Correspondence should be addressed to Sung-Hwan Moon; and Sun-Woong Kang;

Received 5 August 2016; Revised 28 November 2016; Accepted 6 December 2016; Published 19 January 2017

Academic Editor: Eftekhar Eftekharpour

Copyright © 2017 Taekhee Jung et al. This is an open access article distributed under the Creative Commons Attribution License, which permits unrestricted use, distribution, and reproduction in any medium, provided the original work is properly cited.

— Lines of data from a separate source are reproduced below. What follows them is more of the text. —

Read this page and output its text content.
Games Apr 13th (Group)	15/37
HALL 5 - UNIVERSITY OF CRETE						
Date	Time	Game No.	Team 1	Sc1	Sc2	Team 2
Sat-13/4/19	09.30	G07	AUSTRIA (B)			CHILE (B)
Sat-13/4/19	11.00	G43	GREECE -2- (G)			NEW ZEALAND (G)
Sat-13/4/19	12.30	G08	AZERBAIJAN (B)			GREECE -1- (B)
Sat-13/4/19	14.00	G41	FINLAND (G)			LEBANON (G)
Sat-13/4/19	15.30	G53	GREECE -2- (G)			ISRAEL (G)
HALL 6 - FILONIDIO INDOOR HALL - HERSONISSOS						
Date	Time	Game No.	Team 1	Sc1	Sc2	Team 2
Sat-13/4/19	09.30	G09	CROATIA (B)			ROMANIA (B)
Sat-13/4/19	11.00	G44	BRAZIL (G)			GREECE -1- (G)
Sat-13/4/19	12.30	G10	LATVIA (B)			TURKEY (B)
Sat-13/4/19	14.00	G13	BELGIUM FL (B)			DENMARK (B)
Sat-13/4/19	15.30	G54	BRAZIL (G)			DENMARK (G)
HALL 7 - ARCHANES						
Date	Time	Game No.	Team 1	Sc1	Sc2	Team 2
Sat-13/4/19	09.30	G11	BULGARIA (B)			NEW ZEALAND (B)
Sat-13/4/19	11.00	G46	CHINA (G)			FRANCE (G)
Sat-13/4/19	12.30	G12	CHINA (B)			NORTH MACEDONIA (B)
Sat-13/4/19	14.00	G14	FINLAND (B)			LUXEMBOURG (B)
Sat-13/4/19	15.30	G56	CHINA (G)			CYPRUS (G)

Differentiation of stem cells is an important strategy for regeneration of defective tissue in stem cell therapy. Bone morphogenetic protein-2 (BMP-2) is a well-known osteogenic differentiation factor that stimulates stem cell signaling pathways by activating transmembrane type I and type II receptors. However, BMPs have a very short half-life and may rapidly lose their bioactivity. Thus, a BMP delivery system is required to take advantage of an osteoinductive effect for osteogenic differentiation. Previously, BMP delivery has been designed and evaluated for osteogenic differentiation, focusing on carriers and sustained release system for delivery of BMPs. The effect of the delivery mode in cell culture plate on osteogenic differentiation potential was not evaluated. Herein, to investigate the effect of delivery mode on osteogenic differentiation of BM-MSCs in this study, we fabricated bottom-up release and top-down release systems for culture plate delivery of BMP-2. And also, we selected Arg-Gly-Asp- (RGD-) conjugated alginate hydrogel for BMP-2 delivery because alginate is able to release BMP-2 in a sustained manner and it is a biocompatible material. After 7 days of culture, the bottom-up release system in culture plate significantly stimulated alkaline phosphate activity of human bone marrow-mesenchymal stem cells. The present study highlights the potential value of the tool in stem cell therapy.